Divine Architecture

 •  2 min. read  •  grade level: 12
 
ANCIENT Athenian architecture, which to this day commands worldwide admiration, owes its popularity, among other things, to the skillful way in which optical illusions have been overcome by what, from a mathematical point of view, would be regarded as distortions.
An abstract examination of the individual parts would reveal some curious features, which, without reference to the design as a whole, would be inexplicable.
The aim in view was the construction of an object of beauty, not the demonstration of a scientific problem, and the parts were often so constructed to perfect the view from a particular station point. The end was attained, seeing there were no distracting elements in the effect produced to mar the harmony.
Mathematics were but an handmaid, not the end and aim in view.
A hasty mind confronted with an isolated portion of such a structure would have accepted it as food for criticism; but men are wiser in matters temporal than spiritual. The structure bore testimony to the profound skill of the architect. Surely, therefore, it was well thought, “there must be design in all these apparent irregularities.” Thus by careful study a door was unlocked, which might have been for ever closed to carping criticism.
We might take a lesson from this when difficulties in connection with the Scriptures occur, or are presented to us. People presume to judge the Scriptures, and choose what parts they are prepared to accept as having divine authority, or even wholly to reject them as not answering to their ideas.

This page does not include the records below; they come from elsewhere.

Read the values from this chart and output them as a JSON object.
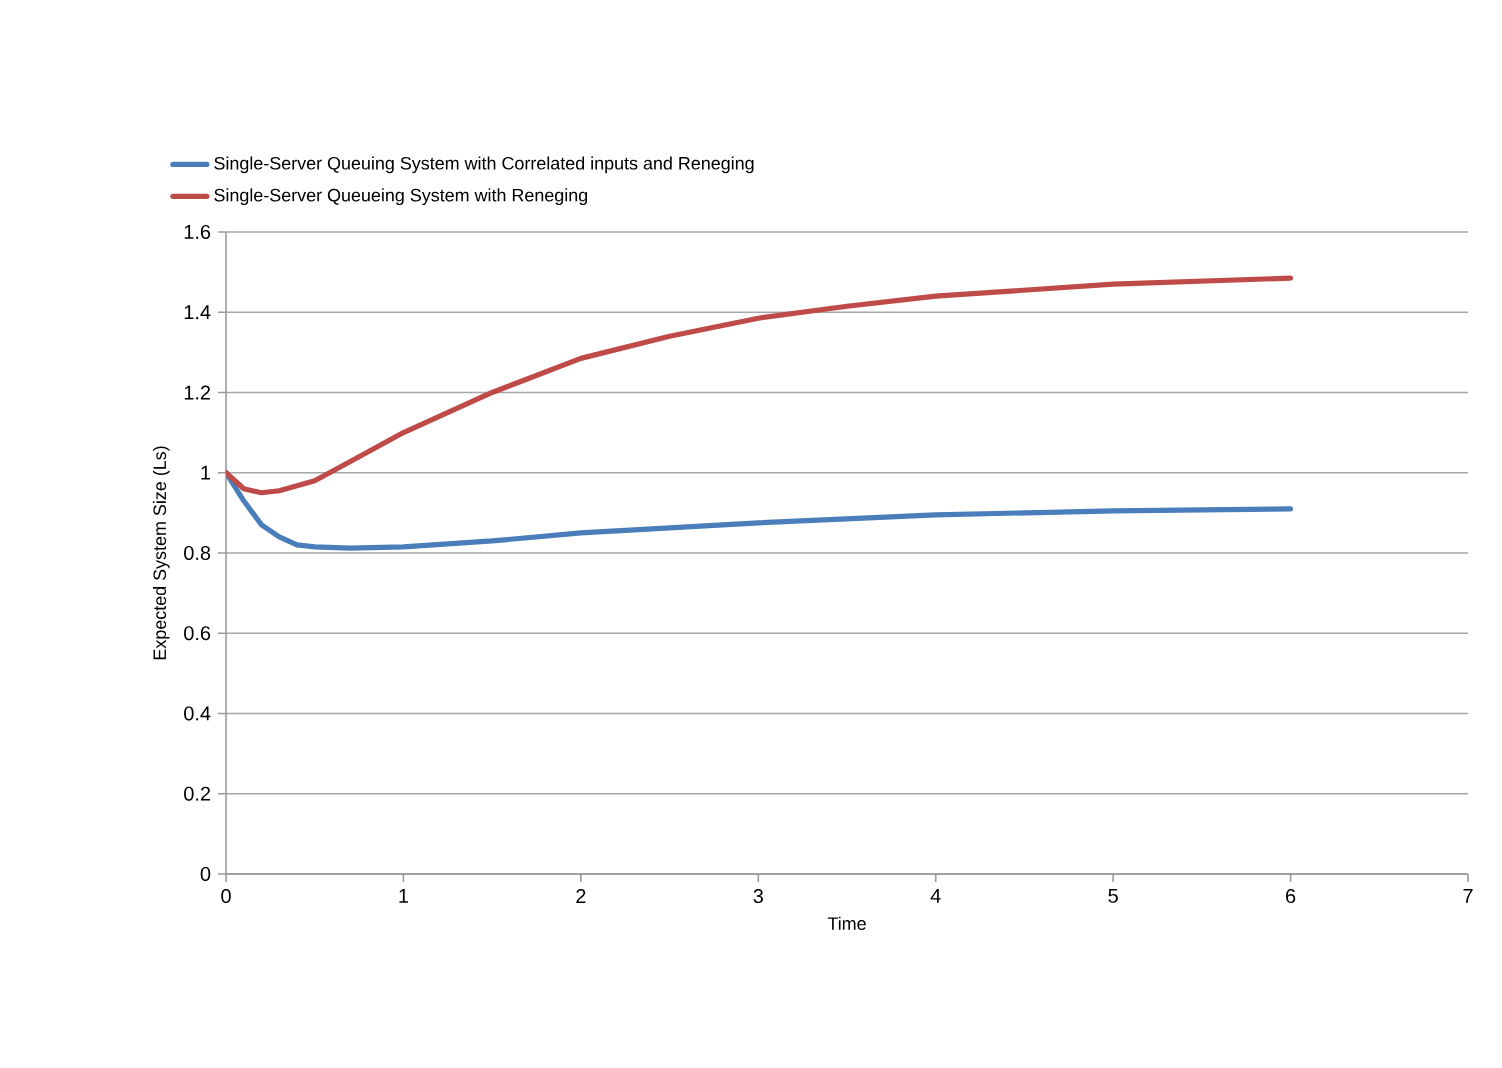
{
  "chart_data": {
    "type": "line",
    "xlabel": "Time",
    "ylabel": "Expected System Size (Ls)",
    "xlim": [
      0,
      7
    ],
    "xticks": [
      0,
      1,
      2,
      3,
      4,
      5,
      6,
      7
    ],
    "ylim": [
      0,
      1.6
    ],
    "yticks": [
      0,
      0.2,
      0.4,
      0.6,
      0.8,
      1,
      1.2,
      1.4,
      1.6
    ],
    "grid": "y",
    "legend": "top",
    "marker": "none",
    "line_style": "solid",
    "series": [
      {
        "name": "Single-Server Queuing System with Correlated inputs and Reneging",
        "color": "#4a7ebb",
        "x": [
          0,
          0.1,
          0.2,
          0.3,
          0.4,
          0.5,
          0.7,
          1,
          1.5,
          2,
          3,
          4,
          5,
          6
        ],
        "values": [
          1.0,
          0.93,
          0.87,
          0.84,
          0.82,
          0.815,
          0.812,
          0.815,
          0.83,
          0.85,
          0.875,
          0.895,
          0.905,
          0.91
        ]
      },
      {
        "name": "Single-Server Queueing System with Reneging",
        "color": "#be4b48",
        "x": [
          0,
          0.1,
          0.2,
          0.3,
          0.5,
          0.75,
          1,
          1.5,
          2,
          2.5,
          3,
          3.5,
          4,
          5,
          6
        ],
        "values": [
          1.0,
          0.96,
          0.95,
          0.955,
          0.98,
          1.04,
          1.1,
          1.2,
          1.285,
          1.34,
          1.385,
          1.415,
          1.44,
          1.47,
          1.485
        ]
      }
    ]
  }
}
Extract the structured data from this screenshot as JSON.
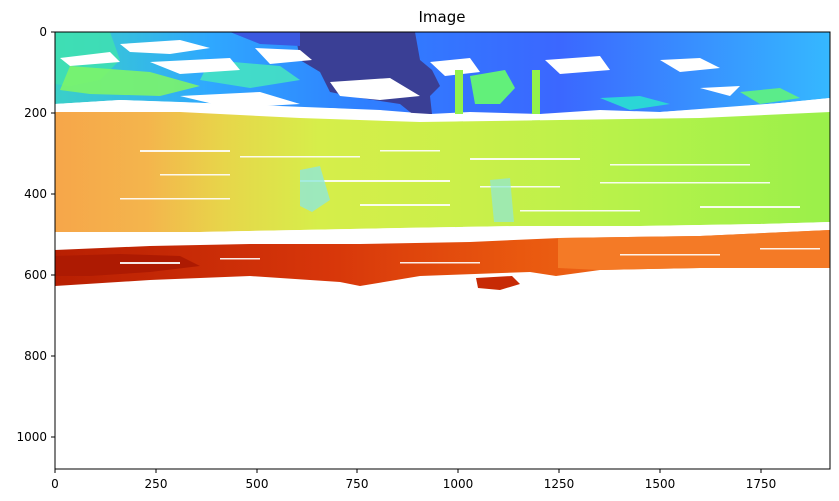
{
  "figure": {
    "title": "Image",
    "x_ticks": [
      "0",
      "250",
      "500",
      "750",
      "1000",
      "1250",
      "1500",
      "1750"
    ],
    "y_ticks": [
      "0",
      "200",
      "400",
      "600",
      "800",
      "1000"
    ]
  },
  "colors": {
    "top_sky_blue": "#2f7fff",
    "top_cyan": "#20c8ea",
    "top_green": "#55f07a",
    "dark_navy": "#3a3f95",
    "mid_orange": "#f7a34a",
    "mid_yellow_green": "#c9f04a",
    "mid_lime": "#93f24a",
    "lower_red": "#c72a05",
    "lower_orange": "#f26b1c",
    "background": "#ffffff"
  }
}
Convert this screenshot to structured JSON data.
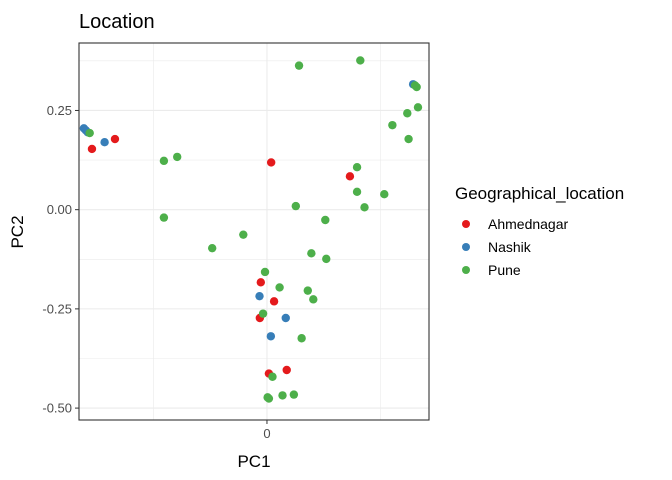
{
  "chart_data": {
    "type": "scatter",
    "title": "Location",
    "xlabel": "PC1",
    "ylabel": "PC2",
    "xlim": [
      -0.58,
      0.5
    ],
    "ylim": [
      -0.53,
      0.42
    ],
    "x_ticks": [
      {
        "value": 0,
        "label": "0"
      }
    ],
    "y_ticks": [
      {
        "value": 0.25,
        "label": "0.25"
      },
      {
        "value": 0.0,
        "label": "0.00"
      },
      {
        "value": -0.25,
        "label": "-0.25"
      },
      {
        "value": -0.5,
        "label": "-0.50"
      }
    ],
    "grid": true,
    "legend": {
      "title": "Geographical_location",
      "placement": "right",
      "entries": [
        {
          "name": "Ahmednagar",
          "color": "#e41a1c"
        },
        {
          "name": "Nashik",
          "color": "#377eb8"
        },
        {
          "name": "Pune",
          "color": "#4daf4a"
        }
      ]
    },
    "series": [
      {
        "name": "Ahmednagar",
        "color": "#e41a1c",
        "points": [
          {
            "x": -0.54,
            "y": 0.153
          },
          {
            "x": -0.469,
            "y": 0.178
          },
          {
            "x": 0.013,
            "y": 0.119
          },
          {
            "x": 0.256,
            "y": 0.084
          },
          {
            "x": -0.019,
            "y": -0.183
          },
          {
            "x": 0.022,
            "y": -0.231
          },
          {
            "x": -0.022,
            "y": -0.273
          },
          {
            "x": 0.006,
            "y": -0.413
          },
          {
            "x": 0.061,
            "y": -0.404
          }
        ]
      },
      {
        "name": "Nashik",
        "color": "#377eb8",
        "points": [
          {
            "x": -0.565,
            "y": 0.205
          },
          {
            "x": -0.559,
            "y": 0.2
          },
          {
            "x": -0.553,
            "y": 0.195
          },
          {
            "x": -0.501,
            "y": 0.17
          },
          {
            "x": 0.451,
            "y": 0.316
          },
          {
            "x": -0.023,
            "y": -0.218
          },
          {
            "x": 0.058,
            "y": -0.273
          },
          {
            "x": 0.012,
            "y": -0.319
          }
        ]
      },
      {
        "name": "Pune",
        "color": "#4daf4a",
        "points": [
          {
            "x": 0.099,
            "y": 0.363
          },
          {
            "x": 0.288,
            "y": 0.376
          },
          {
            "x": 0.457,
            "y": 0.313
          },
          {
            "x": 0.462,
            "y": 0.309
          },
          {
            "x": 0.466,
            "y": 0.258
          },
          {
            "x": 0.433,
            "y": 0.243
          },
          {
            "x": 0.387,
            "y": 0.213
          },
          {
            "x": 0.437,
            "y": 0.178
          },
          {
            "x": -0.547,
            "y": 0.193
          },
          {
            "x": -0.318,
            "y": 0.123
          },
          {
            "x": -0.277,
            "y": 0.133
          },
          {
            "x": 0.278,
            "y": 0.107
          },
          {
            "x": 0.278,
            "y": 0.045
          },
          {
            "x": 0.362,
            "y": 0.039
          },
          {
            "x": 0.301,
            "y": 0.006
          },
          {
            "x": 0.089,
            "y": 0.009
          },
          {
            "x": -0.318,
            "y": -0.02
          },
          {
            "x": 0.18,
            "y": -0.026
          },
          {
            "x": -0.073,
            "y": -0.063
          },
          {
            "x": -0.169,
            "y": -0.097
          },
          {
            "x": 0.137,
            "y": -0.11
          },
          {
            "x": 0.183,
            "y": -0.124
          },
          {
            "x": -0.006,
            "y": -0.157
          },
          {
            "x": 0.039,
            "y": -0.196
          },
          {
            "x": 0.126,
            "y": -0.204
          },
          {
            "x": 0.143,
            "y": -0.226
          },
          {
            "x": -0.012,
            "y": -0.262
          },
          {
            "x": 0.107,
            "y": -0.324
          },
          {
            "x": 0.017,
            "y": -0.421
          },
          {
            "x": 0.002,
            "y": -0.473
          },
          {
            "x": 0.006,
            "y": -0.476
          },
          {
            "x": 0.048,
            "y": -0.468
          },
          {
            "x": 0.083,
            "y": -0.466
          }
        ]
      }
    ]
  }
}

The design and structure are so vast that men are apt to forget them altogether, and content themselves with contemplating a fragment which comes within the range of their vision. They would measure the Book of Joshua by their scientific theories of the sun,1 forgetting that, even were modern theories indisputable, the expression of them in former ages would have been a distraction from the object in view. God cannot adjust His revelation, which is for all time, to suit the particular fashion of nineteenth century thought to which any individual is pledged. His revelation stands unmoved and unchanged amid the ever-varying and ceaseless surge of centuries of human thought―a beacon to light each wayfaring mariner who heeds its ways―a rock of offence, nevertheless, on which heedless and willfully blind ones will make shipwreck, “rending it to their own destruction.”
We must bear in mind that the divine scheme of the Scriptures, too, has its station point; it is focused in one central object―the Lord Jesus Christ, in whom is centered all human and creature blessing. Undoubtedly, difficulties frequently arise to honest minds; but these should be approached with reverence and humility. The fulfilment of the prophetic Word alone entitles them to the former, while the frailty of human opinions, at their best, demands the latter.